There's another, even more important reason to own a Dreamcast -- it emulates other systems very, very well. If you want to back up all of your old Atari 2600, NES, Genesis, and NeoGeo Games, the Dreamcast can and will play them, all this without having to mod the system.
 
That's right, no modding!
 
Yes, I know your PC can do all of that as well, maybe even your cell phone.

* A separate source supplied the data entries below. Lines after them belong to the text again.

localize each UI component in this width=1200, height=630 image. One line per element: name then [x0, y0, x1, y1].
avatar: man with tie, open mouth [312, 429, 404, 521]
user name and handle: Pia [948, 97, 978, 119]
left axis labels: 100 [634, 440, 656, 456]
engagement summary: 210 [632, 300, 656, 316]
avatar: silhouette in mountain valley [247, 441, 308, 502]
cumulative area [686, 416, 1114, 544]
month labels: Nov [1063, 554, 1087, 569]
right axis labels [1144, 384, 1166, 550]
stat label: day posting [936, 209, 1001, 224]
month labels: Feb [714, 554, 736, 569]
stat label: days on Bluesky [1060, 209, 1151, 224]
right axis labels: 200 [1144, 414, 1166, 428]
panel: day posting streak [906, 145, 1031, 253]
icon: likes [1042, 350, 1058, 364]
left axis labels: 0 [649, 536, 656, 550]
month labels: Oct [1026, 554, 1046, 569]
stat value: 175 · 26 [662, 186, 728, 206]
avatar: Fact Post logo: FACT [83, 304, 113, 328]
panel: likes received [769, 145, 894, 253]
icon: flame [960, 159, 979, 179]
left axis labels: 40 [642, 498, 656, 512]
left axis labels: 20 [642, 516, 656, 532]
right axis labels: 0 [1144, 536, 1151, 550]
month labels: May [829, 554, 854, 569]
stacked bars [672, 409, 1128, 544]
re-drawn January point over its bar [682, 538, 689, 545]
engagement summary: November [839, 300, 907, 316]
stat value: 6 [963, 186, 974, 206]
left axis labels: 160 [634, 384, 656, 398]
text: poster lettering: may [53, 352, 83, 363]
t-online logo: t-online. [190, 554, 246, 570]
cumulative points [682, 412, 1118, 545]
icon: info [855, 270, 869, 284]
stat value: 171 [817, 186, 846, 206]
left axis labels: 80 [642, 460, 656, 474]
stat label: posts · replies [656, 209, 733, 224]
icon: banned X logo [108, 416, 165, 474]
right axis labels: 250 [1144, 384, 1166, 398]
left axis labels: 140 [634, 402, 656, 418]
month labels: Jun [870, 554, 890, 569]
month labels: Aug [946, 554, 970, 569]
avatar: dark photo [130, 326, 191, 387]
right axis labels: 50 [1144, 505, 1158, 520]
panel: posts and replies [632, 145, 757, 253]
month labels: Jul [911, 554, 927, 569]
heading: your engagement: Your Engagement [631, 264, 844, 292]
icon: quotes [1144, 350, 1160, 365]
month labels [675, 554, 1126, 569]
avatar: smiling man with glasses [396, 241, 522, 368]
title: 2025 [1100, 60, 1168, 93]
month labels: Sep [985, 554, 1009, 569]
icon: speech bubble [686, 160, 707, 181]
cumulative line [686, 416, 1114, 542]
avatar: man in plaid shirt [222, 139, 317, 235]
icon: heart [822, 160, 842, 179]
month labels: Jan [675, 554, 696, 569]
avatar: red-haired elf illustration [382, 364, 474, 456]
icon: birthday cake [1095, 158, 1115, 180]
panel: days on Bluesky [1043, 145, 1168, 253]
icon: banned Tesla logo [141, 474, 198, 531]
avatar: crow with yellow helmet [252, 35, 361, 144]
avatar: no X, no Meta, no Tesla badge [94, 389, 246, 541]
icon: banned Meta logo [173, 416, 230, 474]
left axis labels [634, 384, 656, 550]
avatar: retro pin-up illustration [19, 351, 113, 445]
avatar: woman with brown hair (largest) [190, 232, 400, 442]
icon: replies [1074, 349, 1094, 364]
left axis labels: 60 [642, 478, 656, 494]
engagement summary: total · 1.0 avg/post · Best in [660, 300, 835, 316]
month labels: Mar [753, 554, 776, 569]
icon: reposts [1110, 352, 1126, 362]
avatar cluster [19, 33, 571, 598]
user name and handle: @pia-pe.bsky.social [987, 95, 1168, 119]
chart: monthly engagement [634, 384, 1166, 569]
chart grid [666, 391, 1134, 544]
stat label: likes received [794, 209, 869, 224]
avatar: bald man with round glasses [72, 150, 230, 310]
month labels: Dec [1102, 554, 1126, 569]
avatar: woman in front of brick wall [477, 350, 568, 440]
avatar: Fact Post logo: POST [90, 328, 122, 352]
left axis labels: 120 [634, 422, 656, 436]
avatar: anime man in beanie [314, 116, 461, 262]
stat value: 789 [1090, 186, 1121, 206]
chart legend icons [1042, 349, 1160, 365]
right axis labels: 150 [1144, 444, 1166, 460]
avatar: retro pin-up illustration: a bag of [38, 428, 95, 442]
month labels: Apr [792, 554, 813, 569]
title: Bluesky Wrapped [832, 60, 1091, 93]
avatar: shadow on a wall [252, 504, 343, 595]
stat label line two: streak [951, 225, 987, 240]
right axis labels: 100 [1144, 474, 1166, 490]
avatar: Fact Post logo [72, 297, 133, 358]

But there's nothing quite like laying back on the couch with an actual console controller in your hand, playing games on an actual TV. The Dreamcast also makes a great base for building an arcade unit. (I'll show mine off in a later post.)
 
Last but not least, the Dreamcast was made to run in VGA mode with a special attachment, and that signal can be upconverted to 1080p with the right equipment. This means it will look right at home on your HDTV.
 
Additionally, because of the ease of use of the Windows CE operating system, people are still making games for Dreamcast. My favorite homebrew site is theisozone.com. There you will find all the tools you need to back up your games from older systems onto discs that play on Dreamcast, plus a host of new, homebrew titles, some surprisingly awesome.